How to Do Florence Like You've Lived There for Years
Miki Nora Christopherson first came to Florence—the city where she now lives and creates her liquid-looking metal jewelry—by chance. Looking for a place to study art history abroad without speaking the language, Miki discovered a program in Tuscany’s capital and promptly signed up. After meeting her husband there years later while visiting friends from that very same study abroad program and feeling “as though I was living in a novel,” she figured it was about time to put down roots. And while we can’t promise you an Italian romance, we can count on Miki to deliver a bang-up tour of her town.
“The Sant'Ambrogio Market is technically a food market, but they also have stands of vintage clothing, fabric, military surplus, and all kinds of other things. On the fourth Sunday of every month, they also have an antiques market where you can find unique furniture and housewares.”
“With all the tourist groups, narrow streets, and traffic, it’s not always easy to bike around in Florence—but I could not live here without a bicycle. It’s the best way to get around, and I go anywhere and everywhere on mine (thank god it’s a flat city!). One of my favorite ways to see the major sites is by biking around between midnight and five in the morning. The city is quiet, everything is lit up, and you feel like you are walking through a museum after-hours. I also highly suggest simply getting lost. There are so many quiet, tiny streets that you can wind through and explore. Even after living here for five years, I can still find amazing little shops and bars tucked away like secrets.”

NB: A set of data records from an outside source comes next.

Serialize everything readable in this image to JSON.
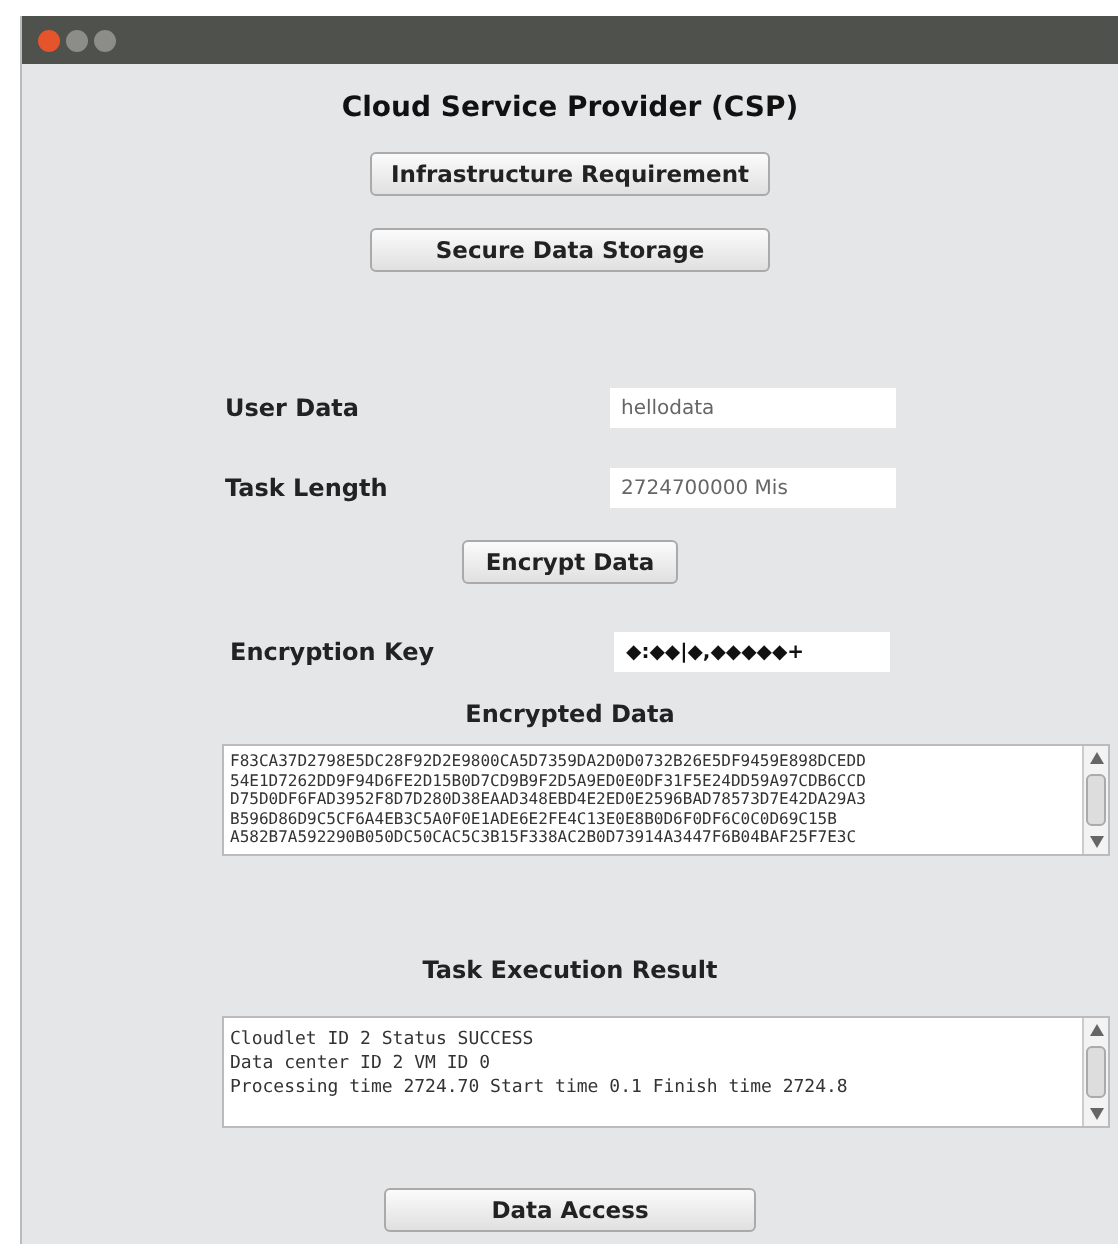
{
  "window": {
    "title": "Cloud Service Provider (CSP)"
  },
  "top_buttons": [
    "Infrastructure Requirement",
    "Secure Data Storage"
  ],
  "fields": [
    {
      "label": "User Data",
      "value": "hellodata"
    },
    {
      "label": "Task Length",
      "value": "2724700000 Mis"
    }
  ],
  "encrypt_button": "Encrypt Data",
  "key_field": {
    "label": "Encryption Key",
    "value": "◆:◆◆|◆,◆◆◆◆◆+"
  },
  "encrypted": {
    "label": "Encrypted Data",
    "lines": [
      "F83CA37D2798E5DC28F92D2E9800CA5D7359DA2D0D0732B26E5DF9459E898DCEDD",
      "54E1D7262DD9F94D6FE2D15B0D7CD9B9F2D5A9ED0E0DF31F5E24DD59A97CDB6CCD",
      "D75D0DF6FAD3952F8D7D280D38EAAD348EBD4E2ED0E2596BAD78573D7E42DA29A3",
      "B596D86D9C5CF6A4EB3C5A0F0E1ADE6E2FE4C13E0E8B0D6F0DF6C0C0D69C15B",
      "A582B7A592290B050DC50CAC5C3B15F338AC2B0D73914A3447F6B04BAF25F7E3C"
    ]
  },
  "result": {
    "label": "Task Execution Result",
    "lines": [
      "Cloudlet ID 2 Status SUCCESS",
      "Data center ID 2 VM ID 0",
      "Processing time 2724.70 Start time 0.1 Finish time 2724.8"
    ]
  },
  "bottom_button": "Data Access"
}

“Bjork was one of the first stores to sell my jewelry, and it’s also one of my favorite shops in Florence. They carry independent designers as well as high-end, well-crafted Italian labels. If you need to find your Kinfolk and your Base Range, this is the place.”
“My favorite place to have a bottle of wine with good company is Le Volpi e l'Uva, a wonderful enoteca with nice wines and decadent meat and cheese plates. When I want to indulge, I treat myself to a solo lunch here and take in the sights.”
“My go-to gelato place is Gelateria Della Passera—a tiny spot in Piazza Passera. You can really taste the ingredients in their gelatos, and they have the best zabaione in town!”